DOI-USGS / mntoha-data-release

Thermal Optical Habitat Area data release
Other
1 stars 4 forks source link

Support state-id downloads for the data release #14

Closed jordansread closed 3 years ago

jordansread commented 4 years ago

from GH:

I am hoping you can help me be a better collaborator and better user of the temperature data. If I need to pull surface temperatures for a given DOW/date (such as the attached list), what is the best way for me to do that? Do you mind sharing your code for doing this? My current protocol would be to download/save the whole data release and then extract what I needed, but that doesn't seem like the most efficient way.

my response in email so far:

unfortunately, I don’t think there is a simple way for you to do this right now, and that is an oversight on the way the data release is set up.

Everything is keyed off of the lake identifier (site_id in the release) and the group_id, which tells you which file(s) you need to download when files in the sciencebase release are large and therefore separated into several zip files (e.g., the raw daily temperature predictions). That information, as well as the lake name (if it appears in NHD’s GNIS_name) is in the lake_metadata.csv.

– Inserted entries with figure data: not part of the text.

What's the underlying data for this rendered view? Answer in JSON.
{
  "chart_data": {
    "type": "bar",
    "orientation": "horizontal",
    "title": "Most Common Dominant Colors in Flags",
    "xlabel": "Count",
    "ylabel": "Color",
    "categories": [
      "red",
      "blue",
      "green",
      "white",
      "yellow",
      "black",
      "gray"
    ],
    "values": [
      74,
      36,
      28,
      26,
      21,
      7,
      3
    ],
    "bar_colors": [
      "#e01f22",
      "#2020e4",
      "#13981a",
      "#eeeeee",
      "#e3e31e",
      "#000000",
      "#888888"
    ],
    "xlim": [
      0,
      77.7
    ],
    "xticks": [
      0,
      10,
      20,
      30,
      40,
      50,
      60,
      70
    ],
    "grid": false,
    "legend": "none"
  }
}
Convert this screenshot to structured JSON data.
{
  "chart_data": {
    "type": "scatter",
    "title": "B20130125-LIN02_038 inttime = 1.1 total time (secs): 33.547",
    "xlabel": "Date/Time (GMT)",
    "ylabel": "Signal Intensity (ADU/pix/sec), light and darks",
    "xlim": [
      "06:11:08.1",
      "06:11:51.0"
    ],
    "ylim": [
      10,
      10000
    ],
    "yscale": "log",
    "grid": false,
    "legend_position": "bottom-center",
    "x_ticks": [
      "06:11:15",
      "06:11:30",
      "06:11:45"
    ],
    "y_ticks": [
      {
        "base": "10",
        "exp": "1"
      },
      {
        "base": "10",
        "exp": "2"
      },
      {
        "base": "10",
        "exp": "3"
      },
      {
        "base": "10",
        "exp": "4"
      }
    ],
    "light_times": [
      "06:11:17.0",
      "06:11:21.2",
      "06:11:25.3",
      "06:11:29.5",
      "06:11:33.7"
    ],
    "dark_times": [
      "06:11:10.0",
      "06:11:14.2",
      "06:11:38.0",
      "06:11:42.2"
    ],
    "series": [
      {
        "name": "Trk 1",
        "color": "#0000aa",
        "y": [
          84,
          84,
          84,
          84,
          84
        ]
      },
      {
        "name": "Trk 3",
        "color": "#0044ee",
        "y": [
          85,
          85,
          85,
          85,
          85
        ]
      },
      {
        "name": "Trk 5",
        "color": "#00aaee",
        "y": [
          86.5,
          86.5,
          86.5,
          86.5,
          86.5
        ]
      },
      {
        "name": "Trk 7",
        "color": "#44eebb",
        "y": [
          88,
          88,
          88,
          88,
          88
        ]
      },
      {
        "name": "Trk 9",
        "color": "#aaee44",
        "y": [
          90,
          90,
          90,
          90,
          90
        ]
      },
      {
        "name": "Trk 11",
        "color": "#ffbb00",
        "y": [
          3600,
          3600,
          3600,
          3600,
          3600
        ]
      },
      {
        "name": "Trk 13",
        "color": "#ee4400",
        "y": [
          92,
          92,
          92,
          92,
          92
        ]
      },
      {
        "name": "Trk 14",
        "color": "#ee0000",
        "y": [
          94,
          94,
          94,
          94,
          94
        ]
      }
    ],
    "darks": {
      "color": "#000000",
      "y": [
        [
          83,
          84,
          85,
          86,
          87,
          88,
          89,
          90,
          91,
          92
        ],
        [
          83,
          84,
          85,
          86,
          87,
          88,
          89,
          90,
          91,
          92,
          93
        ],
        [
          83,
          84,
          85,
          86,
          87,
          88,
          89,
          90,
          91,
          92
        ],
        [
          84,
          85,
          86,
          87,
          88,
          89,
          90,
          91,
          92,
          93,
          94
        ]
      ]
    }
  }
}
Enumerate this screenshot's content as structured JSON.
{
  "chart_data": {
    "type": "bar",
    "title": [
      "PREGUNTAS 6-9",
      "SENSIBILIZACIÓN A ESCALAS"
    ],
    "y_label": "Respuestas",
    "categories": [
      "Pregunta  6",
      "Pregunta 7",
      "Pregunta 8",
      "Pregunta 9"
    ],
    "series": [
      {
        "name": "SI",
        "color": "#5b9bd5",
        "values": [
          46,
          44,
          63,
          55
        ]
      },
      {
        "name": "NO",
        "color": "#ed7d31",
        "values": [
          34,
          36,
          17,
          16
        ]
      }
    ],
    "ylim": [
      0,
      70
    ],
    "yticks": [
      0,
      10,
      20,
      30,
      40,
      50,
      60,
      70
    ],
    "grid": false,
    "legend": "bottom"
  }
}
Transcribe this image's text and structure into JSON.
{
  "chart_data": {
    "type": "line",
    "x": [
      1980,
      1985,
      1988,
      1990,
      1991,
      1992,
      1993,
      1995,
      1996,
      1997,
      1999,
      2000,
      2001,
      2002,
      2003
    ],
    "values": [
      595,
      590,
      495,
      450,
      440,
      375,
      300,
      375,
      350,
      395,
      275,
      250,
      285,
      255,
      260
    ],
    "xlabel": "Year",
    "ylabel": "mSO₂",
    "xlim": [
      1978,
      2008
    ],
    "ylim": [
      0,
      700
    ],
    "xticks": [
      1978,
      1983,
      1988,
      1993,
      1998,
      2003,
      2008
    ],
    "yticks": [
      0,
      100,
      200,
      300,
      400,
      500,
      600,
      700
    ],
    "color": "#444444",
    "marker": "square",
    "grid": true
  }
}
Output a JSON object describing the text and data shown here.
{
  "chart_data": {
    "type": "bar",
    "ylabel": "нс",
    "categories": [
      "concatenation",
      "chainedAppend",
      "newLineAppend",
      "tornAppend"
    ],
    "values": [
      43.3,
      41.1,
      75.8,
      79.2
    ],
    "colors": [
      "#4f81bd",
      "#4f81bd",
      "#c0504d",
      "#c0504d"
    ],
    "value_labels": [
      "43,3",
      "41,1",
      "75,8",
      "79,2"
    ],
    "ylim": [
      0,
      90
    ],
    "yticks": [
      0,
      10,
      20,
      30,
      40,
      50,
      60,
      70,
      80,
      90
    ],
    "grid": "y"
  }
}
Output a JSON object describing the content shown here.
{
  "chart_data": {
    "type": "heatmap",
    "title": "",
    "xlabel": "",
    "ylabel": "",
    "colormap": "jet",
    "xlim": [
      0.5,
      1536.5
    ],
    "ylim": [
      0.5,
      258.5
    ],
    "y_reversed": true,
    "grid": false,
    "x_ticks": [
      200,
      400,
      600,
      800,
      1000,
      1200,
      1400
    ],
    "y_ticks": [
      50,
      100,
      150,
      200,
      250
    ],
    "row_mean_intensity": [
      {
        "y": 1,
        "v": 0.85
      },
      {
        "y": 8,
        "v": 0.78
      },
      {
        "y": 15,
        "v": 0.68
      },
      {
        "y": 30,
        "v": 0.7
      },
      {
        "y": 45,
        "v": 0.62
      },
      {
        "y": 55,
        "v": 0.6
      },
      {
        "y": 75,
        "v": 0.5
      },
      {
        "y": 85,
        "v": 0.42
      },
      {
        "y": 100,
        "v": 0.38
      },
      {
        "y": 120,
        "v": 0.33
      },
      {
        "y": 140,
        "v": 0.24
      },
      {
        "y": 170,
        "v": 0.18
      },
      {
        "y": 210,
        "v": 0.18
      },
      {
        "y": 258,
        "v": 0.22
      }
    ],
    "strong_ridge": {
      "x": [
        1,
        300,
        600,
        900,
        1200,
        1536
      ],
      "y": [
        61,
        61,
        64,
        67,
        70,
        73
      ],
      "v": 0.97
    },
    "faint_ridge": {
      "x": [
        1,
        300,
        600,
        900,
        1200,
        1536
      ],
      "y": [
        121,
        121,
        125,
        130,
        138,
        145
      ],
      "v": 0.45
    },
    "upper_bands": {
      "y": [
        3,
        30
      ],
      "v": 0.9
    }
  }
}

But the problem that our set-up doesn’t solve is the connection to the state identifiers. You’d need to know which NHDID (site_id) you want for each MNDOW, and use that to figure out which zip groups to download, unzip, and then which .csv within that file to read. It is probably frustrating to hear that we do have those crosswalks in our pipeline for processing the data release, but they aren’t available in the release

readRDS('2_crosswalk_munge/out/mndow_nhdhr_xwalk.rds') %>% head
# A tibble: 6 x 2
  MNDOW_ID       site_id       
  <chr>          <chr>         
1 mndow_01000100 nhdhr_86445259
2 mndow_01000200 nhdhr_86444581
3 mndow_01000300 nhdhr_59745953
4 mndow_01000400 nhdhr_59745969
5 mndow_01000500 nhdhr_80006995
6 mndow_01000600 nhdhr_80006835
readRDS('2_crosswalk_munge/out/winslow_nhdhr_xwalk.rds') %>% head
# A tibble: 6 x 2
  WINSLOW_ID   site_id        
  <fct>        <chr>          
1 nhd_10595596 nhdhr_120019424
2 nhd_10595598 nhdhr_32671150 
3 nhd_10595604 nhdhr_32671198 
4 nhd_10595608 nhdhr_32671162 
5 nhd_10595614 nhdhr_32671214 
6 nhd_10595644 nhdhr_32671274

And here are all of the cross walks we have currently:

      - 2_crosswalk_munge/out/gnisname_nhdhr_xwalk.rds.ind
      - 2_crosswalk_munge/out/lagosne_nhdhr_xwalk.rds.ind
      - 2_crosswalk_munge/out/mglp_nhdhr_xwalk.rds.ind
      - 2_crosswalk_munge/out/wbic_nhdhr_xwalk.rds.ind
      - 2_crosswalk_munge/out/micorps_nhdhr_xwalk.rds.ind
      - 2_crosswalk_munge/out/mndow_nhdhr_xwalk.rds.ind
      - 2_crosswalk_munge/out/winslow_nhdhr_xwalk.rds.ind
      - 2_crosswalk_munge/out/ndgf_nhdhr_xwalk.rds.ind
      - 2_crosswalk_munge/out/iadnr_nhdhr_xwalk.rds.ind

I think we need to do two things to support your workflow: 1) add a crosswalk table to the data release, and 2) provide some example code on how to use that to download and access the data you need for MNDOWs

jordansread commented 3 years ago

At a minimum, we should include the DOWs in the lake metadata file...